The plans were frozen to lower tensions, but in May this year 900 units were re-approved after a new intersection providing access to the settlement was opened.

Israeli NGO Ir Amim, which opposes settlement construction, noted that following Monday's decision "no new tender has been published" but warned that while Netanyahu's "announcement has only declaratory significance, procedural steps to advance the plan could be taken at any time".

The official did not say why Netanyahu had made this announcement while no tenders for construction had even been published.

Israel seized East Jerusalem in the 1967 Six-Day War and later annexed the Palestinian territory, in a move never recognised by the international community.

Today, some 200,000 Israelis live in 15 illegal settlements in East Jerusalem alongside a Palestinian population of 310,000.

The Palestinians see the eastern sector of the city as the capital of their promised state, and vigorously oppose any attempt to extend Israeli control.

The Israeli official, speaking on condition of anonymity, stressed that "in any conceivable peace agreement, these areas remain part of Israel and in no way hinder moving forward in peace”.

The Israeli move comes just days after the EU Commission "interpretative notice" ruling released a set of guidelines for labelling products from Israeli settlements in East Jerusalem, the West Bank and the Golan Heights.
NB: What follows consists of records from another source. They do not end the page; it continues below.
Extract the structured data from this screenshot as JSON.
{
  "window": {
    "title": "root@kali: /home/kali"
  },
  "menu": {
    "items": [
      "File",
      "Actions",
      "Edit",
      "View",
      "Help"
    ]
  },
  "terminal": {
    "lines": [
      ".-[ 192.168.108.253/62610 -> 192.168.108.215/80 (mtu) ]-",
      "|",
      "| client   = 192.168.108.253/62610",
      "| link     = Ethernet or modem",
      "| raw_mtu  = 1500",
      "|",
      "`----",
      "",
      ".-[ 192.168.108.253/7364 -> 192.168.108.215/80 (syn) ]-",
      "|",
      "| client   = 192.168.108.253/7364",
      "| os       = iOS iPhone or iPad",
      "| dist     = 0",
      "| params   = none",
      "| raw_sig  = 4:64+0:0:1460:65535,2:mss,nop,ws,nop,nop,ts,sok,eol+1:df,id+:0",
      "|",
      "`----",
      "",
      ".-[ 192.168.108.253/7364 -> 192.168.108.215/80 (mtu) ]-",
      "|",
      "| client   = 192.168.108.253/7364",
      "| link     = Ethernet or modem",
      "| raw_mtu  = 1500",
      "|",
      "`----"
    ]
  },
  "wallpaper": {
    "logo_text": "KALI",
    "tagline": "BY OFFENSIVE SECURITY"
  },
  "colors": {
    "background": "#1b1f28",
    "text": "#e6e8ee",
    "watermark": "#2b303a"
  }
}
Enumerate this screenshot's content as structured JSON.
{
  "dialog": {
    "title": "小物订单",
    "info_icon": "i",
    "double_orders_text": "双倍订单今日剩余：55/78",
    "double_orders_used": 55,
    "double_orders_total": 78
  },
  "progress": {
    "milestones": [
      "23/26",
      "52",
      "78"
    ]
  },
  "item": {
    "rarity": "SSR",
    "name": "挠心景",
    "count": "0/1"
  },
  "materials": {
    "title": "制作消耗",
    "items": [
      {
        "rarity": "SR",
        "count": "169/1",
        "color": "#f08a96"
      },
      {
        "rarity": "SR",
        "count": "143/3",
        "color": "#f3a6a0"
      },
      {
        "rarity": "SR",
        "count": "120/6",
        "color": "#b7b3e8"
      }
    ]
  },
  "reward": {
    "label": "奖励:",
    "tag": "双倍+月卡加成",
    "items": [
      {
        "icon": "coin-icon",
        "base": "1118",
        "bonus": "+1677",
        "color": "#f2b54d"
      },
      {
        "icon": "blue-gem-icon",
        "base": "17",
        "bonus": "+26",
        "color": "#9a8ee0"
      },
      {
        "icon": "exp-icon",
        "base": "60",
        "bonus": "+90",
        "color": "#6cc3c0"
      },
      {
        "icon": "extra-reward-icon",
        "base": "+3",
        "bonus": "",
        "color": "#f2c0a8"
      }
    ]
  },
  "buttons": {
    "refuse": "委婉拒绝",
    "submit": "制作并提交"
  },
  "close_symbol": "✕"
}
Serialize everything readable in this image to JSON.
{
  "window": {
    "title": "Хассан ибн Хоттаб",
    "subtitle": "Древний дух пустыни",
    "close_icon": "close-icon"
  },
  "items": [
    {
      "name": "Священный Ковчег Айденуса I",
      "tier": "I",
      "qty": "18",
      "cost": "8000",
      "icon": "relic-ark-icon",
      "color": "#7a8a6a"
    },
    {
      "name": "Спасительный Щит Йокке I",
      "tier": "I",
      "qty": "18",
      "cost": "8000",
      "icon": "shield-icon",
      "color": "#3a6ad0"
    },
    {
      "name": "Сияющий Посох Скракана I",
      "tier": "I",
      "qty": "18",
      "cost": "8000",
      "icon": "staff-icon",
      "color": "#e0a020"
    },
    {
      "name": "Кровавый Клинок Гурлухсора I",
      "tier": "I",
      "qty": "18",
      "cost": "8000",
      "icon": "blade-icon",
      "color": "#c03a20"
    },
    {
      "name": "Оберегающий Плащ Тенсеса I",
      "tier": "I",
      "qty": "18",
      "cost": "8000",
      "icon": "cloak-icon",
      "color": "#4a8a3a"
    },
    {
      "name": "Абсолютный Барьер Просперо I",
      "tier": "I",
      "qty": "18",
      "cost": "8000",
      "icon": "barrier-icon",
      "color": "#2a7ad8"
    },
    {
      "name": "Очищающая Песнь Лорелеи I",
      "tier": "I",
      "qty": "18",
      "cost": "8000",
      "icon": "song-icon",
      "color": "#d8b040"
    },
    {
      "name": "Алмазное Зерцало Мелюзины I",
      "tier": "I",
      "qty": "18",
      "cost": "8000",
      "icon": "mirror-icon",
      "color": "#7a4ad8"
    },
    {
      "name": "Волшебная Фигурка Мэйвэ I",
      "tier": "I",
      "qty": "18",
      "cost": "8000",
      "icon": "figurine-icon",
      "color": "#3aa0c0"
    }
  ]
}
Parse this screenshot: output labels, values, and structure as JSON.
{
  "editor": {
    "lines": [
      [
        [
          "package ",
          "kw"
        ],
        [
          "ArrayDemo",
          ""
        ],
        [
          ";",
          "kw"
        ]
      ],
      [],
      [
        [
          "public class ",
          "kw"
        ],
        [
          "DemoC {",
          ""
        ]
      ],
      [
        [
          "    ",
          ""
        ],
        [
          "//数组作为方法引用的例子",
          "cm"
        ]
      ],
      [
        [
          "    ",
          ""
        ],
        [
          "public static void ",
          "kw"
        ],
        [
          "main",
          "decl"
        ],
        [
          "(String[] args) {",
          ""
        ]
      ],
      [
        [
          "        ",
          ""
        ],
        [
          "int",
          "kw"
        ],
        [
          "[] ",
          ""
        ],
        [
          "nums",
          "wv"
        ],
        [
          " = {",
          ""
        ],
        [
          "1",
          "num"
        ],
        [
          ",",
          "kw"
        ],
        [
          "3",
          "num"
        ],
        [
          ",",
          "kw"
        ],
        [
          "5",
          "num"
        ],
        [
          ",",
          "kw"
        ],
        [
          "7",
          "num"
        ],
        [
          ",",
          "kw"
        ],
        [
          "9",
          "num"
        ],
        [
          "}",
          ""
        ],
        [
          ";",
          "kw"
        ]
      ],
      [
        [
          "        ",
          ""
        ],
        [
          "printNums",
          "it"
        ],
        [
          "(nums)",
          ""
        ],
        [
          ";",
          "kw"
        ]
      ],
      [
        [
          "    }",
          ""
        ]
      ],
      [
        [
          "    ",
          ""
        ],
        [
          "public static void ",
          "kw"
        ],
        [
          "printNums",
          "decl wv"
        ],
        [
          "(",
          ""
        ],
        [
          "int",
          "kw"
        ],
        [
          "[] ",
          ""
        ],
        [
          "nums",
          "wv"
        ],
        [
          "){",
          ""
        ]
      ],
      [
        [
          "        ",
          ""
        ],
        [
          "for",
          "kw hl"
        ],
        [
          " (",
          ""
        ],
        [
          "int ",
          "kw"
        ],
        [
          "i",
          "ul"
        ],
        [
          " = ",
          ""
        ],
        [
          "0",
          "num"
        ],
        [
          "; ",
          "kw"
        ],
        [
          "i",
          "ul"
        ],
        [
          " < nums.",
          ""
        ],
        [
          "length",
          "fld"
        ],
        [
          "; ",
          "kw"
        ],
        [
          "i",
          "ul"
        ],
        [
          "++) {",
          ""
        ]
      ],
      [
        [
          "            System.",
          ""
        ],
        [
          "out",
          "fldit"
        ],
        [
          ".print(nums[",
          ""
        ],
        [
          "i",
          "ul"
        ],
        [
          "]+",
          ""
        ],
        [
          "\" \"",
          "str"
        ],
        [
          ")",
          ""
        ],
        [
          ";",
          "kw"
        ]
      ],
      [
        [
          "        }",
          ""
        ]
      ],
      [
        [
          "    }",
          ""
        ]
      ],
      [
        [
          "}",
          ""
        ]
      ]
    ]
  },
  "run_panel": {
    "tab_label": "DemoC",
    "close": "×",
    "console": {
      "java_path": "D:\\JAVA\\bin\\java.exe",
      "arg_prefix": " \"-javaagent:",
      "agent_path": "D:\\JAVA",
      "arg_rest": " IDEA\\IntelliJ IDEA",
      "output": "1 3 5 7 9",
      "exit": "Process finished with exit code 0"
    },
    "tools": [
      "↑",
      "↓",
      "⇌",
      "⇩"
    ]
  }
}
The products will now have to read "made in an Israeli settlement" or similar in order to be sold in the EU. Products from the West Bank, meanwhile, which do not come from settlements, will have to be labelled as "product from Palestine" or something similar. 

The settlements are deemed illegal under international law and are considered a major stumbling block to peace efforts since those in the West Bank and East Jerusalem are built on land Palestinians see as part of a future state.

Netanyahu has compared the European Union's decision to label goods from Israeli settlements to the Nazi boycott of Jewish businesses.

Lars Faaborg-Andersen, the EU ambassador to Israel, responded by reminding the Israeli government that none of the 28 member nations of the EU recognise as Israeli territory the Palestinian lands occupied by Israeli since 1967, including East Jerusalem.

"This is something that also happens to be the view of 99 percent of the international community," Faaborg-Anderson said, as reported by the National Catholic Reporter.

The international community opposes settlement construction in the occupied Palestinian territories, saying their continued growth undermines the very idea of establishing an independent and viable Palestine alongside Israel. Today, some 550,000 Israeli settlers live in the West Bank and East Jerusalem, almost 10 percent of Israel's Jewish population.